A) O pedido dos Embargantes/Recorridos de extinção do contrato de comodato por resolução improcedeu e não pode a Notificação Judicial junta aos autos para o fundamentar, ser aproveitada para se decidir como pedido alternativo ( Extinção do contrato por denúncia) dos Embargantes/Recorridos que não foi feito pelos mesmos, em clara violação do disposto nos artigos 5.º, n.º 3 e 609.º, n.º 1, do C.P.C..

B) O contrato de comodato dos autos tem prazo certo e uso determinado, pelo que não pode extinguir-se por denúncia, porém tendo decidido em sentido contrário a Decisão recorrida viola nesta parte o disposto artigo 1137.º, n.º 2, do C.C..

C) Sem prescindir, se a conclusão da al.

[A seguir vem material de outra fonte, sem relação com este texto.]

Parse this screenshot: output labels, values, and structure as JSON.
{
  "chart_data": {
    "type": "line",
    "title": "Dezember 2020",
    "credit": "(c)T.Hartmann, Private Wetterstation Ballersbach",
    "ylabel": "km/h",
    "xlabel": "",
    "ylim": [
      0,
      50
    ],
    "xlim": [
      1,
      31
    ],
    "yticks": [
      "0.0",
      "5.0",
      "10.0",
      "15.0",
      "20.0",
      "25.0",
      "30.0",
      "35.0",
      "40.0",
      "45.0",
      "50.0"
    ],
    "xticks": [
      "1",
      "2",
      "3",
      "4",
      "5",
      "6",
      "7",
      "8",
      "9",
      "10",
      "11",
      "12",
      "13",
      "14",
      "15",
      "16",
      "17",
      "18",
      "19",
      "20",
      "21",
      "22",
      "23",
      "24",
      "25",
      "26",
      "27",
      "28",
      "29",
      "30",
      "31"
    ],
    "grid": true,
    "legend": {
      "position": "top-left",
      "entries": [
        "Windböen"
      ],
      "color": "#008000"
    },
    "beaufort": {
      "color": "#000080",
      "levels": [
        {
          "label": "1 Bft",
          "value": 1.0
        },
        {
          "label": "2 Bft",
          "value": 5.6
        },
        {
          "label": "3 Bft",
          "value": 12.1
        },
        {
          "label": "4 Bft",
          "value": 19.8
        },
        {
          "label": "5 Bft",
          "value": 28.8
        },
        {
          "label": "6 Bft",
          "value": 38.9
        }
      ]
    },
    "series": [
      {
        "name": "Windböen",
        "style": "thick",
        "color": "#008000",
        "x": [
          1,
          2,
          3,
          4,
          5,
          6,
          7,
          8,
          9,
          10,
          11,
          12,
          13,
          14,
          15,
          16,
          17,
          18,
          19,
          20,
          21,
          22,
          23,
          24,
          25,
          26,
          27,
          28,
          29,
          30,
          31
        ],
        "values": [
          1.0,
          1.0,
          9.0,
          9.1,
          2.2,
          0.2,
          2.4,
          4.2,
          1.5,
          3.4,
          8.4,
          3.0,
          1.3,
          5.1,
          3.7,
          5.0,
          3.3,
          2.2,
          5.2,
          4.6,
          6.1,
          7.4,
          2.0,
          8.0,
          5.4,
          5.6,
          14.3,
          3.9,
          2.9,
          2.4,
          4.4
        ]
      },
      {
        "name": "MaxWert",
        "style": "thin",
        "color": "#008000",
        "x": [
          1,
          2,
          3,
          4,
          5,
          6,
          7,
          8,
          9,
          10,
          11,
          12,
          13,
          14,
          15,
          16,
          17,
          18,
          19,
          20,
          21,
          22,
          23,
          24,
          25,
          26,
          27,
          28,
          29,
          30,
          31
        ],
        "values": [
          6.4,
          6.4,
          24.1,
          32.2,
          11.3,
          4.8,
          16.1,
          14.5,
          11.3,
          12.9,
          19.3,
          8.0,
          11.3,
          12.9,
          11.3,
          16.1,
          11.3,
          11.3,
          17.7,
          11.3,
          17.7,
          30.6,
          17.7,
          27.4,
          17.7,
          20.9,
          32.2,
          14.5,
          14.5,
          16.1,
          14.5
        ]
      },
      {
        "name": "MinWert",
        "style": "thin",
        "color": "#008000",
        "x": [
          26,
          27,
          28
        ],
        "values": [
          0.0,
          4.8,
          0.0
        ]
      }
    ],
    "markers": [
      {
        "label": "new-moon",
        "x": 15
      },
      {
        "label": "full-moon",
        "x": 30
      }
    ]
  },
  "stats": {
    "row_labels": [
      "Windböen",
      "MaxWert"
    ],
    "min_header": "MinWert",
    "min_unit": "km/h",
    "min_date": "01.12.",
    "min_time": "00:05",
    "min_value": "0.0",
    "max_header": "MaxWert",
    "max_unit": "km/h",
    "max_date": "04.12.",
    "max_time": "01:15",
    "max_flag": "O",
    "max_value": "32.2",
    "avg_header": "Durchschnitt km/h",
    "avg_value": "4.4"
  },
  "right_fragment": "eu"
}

B) não for o douto entendimento de V. Exas, e ao invés se entender que o comodato dos autos não tem prazo certo, mas tendo uso determinado como se demonstrou e ficou provado na decisão ora recorrida, esta viola a norma contida no n.º 1 do artigo 1137.º do C.C..

Termos em que e nos melhores de direito, e com o sempre mui douto suprimento de V. Exas deve a decisão proferida pelo tribunal a quo ser revogada e, em consequência, serem os embargos julgados improcedentes e manter-se a comodatária / embargada na posse do imóvel dos autos.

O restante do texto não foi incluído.